Object Classification
Input x is an image. Output y is the category of the object present in the image. For simplicity, we assume that each image only contains instances of a single object category. The hidden variables h model the bounding box of the object in the image.
We use the Mammals dataset, which consists of 271 images each containing one of 6 different mammals. The dataset is split in a 90%-10% train-test fold.
The figure below shows the imputed bounding box during four different iterations of the self-paced learning algorithm. The blue bounding boxes indicate an easy sample, while red bounding boxes indicate difficult samples. Note that the algorithm automatically discards those samples whose bounding boxes are incorrect.
The figure below shows the value of the objective function, the training error and the testing error for five different folds of the dataset. Note that self-paced learning outperforms CCCP on all three measures.
Motif Finding
Input x is a DNA sequence. Output y indicates whether x binds to a protein of interest. The hidden variables h model the location of the motif that provides useful cues about the binding affinity of a sequence.
We use the five randomly selected proteins from the UniProbe dataset. For each protein we have around 40,000 sequences, which we split into five different folds with 50% for training and 50% for testing.
The figure below shows the average Hamming distance between the imputed motifs over different iterations. The low value in the initial iterations of self-paced learning indicates that the algorithm is successful in selecting easy samples first. Note that the Hamming distance for the motifs obtained using self-paced learning is lower than that of the motifs obtained using CCCP at convergence.
The figure below shows the mean (over five folds) value of the objective function, the training error and the testing error for five different proteins. Once again, self-paced learning outperforms CCCP on all three measures.
Digit Recognition
Input x is an image. Output y is the digit shown in the image. For simplicity, we consider a binary classification problem where each class is a digit. The hidden variables h model the rotation of digits in the images.
We use the standard MNIST dataset that specifies a training and testing split for each digit.

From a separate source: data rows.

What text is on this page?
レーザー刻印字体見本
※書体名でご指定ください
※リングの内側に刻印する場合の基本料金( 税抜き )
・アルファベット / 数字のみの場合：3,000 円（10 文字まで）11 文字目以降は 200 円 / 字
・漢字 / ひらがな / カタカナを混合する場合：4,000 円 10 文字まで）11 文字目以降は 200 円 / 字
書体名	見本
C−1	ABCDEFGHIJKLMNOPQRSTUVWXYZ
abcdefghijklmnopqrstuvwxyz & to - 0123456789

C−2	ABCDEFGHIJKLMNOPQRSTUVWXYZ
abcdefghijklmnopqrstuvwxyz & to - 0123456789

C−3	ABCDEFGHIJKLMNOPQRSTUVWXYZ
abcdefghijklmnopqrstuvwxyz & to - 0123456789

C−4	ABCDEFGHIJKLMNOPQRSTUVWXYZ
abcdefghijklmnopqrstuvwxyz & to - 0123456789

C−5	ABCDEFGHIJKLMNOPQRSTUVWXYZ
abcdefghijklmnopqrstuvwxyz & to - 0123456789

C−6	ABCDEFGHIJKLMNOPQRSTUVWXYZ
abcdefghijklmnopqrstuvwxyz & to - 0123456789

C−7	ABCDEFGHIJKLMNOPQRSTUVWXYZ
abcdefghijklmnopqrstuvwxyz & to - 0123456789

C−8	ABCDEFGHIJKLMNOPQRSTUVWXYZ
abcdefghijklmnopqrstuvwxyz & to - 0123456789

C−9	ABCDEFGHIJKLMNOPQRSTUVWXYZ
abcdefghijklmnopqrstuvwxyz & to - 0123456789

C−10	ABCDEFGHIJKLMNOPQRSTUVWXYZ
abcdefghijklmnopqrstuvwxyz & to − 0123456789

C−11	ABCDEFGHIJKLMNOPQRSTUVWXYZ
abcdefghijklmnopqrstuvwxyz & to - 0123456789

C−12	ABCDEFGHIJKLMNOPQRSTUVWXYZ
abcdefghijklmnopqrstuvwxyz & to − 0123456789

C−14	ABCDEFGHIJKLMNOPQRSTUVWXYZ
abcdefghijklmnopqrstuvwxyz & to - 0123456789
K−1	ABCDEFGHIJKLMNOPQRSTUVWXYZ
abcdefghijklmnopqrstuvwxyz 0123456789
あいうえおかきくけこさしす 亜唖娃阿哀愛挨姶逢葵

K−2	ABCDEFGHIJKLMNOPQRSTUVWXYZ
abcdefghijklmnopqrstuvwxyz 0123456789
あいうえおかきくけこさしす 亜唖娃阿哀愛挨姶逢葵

The figure below shows the relative objective function value (between CCCP and self-paced learning), the training error and the testing error for four different binary classification tasks. While the performance of CCCP and self-paced learning is comparable for three of the tasks, self-paced learning significantly outperforms CCCP for the 1 vs. 7 classication task for several values of the parameter C.
Noun Phrase Coreference
Input x is a document. Output y is the clustering of the nouns in the document such that each cluster corresponds to a single object. The hidden variables h model a forest over the nouns, with each tree corresponding to a cluster in y.
We use the MUC6 dataset that consists of 60 documents. We use the 50-50 split into training and testing that was employed in [1].
The figure below shows the relative objective function value (between CCCP and self-paced learning), the training error and the testing error for different values of C. The bottom plot corresponds to the pairwise loss, while the top plot corresponds to the MITRE loss. Once again, self-paced learning outperforms CCCP.
Resources All the datasets used in our experiments are publicly available. An API for self-paced learning of a latent structural SVM is available for download. |
Publications
M. Pawan Kumar, B. Packer and D. Koller |
References
[1] C.-N. Yu and T. Joachims. Learning structural SVMs with latent variables. In ICML, 2009.